Enrique nodded in agreement. “And yet, you object to the sacrifice of that child for the good of millions of others.”
“I have always fought for the good of the oppressed masses, you know that,” he replied heatedly, his Spanish accent becoming more and more evident as he got angrier.
“I honestly cannot understand you,” Enrique said to the computer expert, all the while looking at Nour with a humorous, ironic expression, and making her smile. “San Miguel was a deeply religious man. Deeply religious. And yet he was willing to set off a nuclear device under the city of San Juan in order to destroy the world leaders meeting in a G-20 Conference, even though thousands of children would die in the process. He called it a justifiable evil, a necessary action to destabilize the world powers, to stop their genocidal abuse of our people. And yet, here you are, an atheist, struggling with your conscience. All because one boy. One boy! To be sacrificed for our cause.”
Enrique’s expression hardened.
“Are you certain you can go on with our plan?” he asked in a dry tone.
Nour quietly placed a hand on the Glock pistol she had left on top of one of the room’s desks when she had visited Francisco. Her gesture did not pass unnoticed by Enrique, who shook his head imperceptibly.
José Ramón shrugged, looking very frustrated.
“Just because I am an atheist does not mean that I don’t have a conscience.
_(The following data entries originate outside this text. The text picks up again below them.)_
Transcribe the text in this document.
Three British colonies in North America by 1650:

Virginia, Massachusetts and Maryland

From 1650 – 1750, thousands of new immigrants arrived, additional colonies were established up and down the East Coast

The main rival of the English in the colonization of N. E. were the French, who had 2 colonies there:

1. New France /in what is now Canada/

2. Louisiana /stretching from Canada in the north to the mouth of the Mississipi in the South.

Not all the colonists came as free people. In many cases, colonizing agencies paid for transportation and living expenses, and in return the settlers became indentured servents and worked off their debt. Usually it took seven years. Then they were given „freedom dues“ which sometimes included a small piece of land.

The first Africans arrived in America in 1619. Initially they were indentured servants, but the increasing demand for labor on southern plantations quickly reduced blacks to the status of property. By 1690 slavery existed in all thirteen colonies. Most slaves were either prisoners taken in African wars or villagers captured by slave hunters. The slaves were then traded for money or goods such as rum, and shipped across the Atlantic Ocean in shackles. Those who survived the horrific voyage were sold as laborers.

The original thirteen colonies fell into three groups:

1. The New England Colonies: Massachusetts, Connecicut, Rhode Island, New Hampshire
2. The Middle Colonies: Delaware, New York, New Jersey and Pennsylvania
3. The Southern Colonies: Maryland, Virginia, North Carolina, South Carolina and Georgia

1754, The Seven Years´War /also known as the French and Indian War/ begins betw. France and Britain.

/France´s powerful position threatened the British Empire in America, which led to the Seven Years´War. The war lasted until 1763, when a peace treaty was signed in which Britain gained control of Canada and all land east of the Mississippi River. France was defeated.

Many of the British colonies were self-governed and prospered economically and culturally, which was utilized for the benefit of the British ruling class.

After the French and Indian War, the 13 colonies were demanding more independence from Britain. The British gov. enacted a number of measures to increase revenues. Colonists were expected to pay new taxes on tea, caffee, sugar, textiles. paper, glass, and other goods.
Or that I have to enjoy what we are doing, for that matter, particularly when it involves killing a child. But don’t fear, I will do what is required of me, as I always have, so far.”
Enrique stared at the Spaniard for a long time, as if gauging his sincerity. He did not like the “so far” that José Ramón had added at the end of his last statement.
Finally, he nodded.
“I believe you,” he said, as he began to walk out of the room. Then, he added to Nour, “Come, we need to plan our next move.”
The Egyptian female picked up her gun and quickly followed her boss.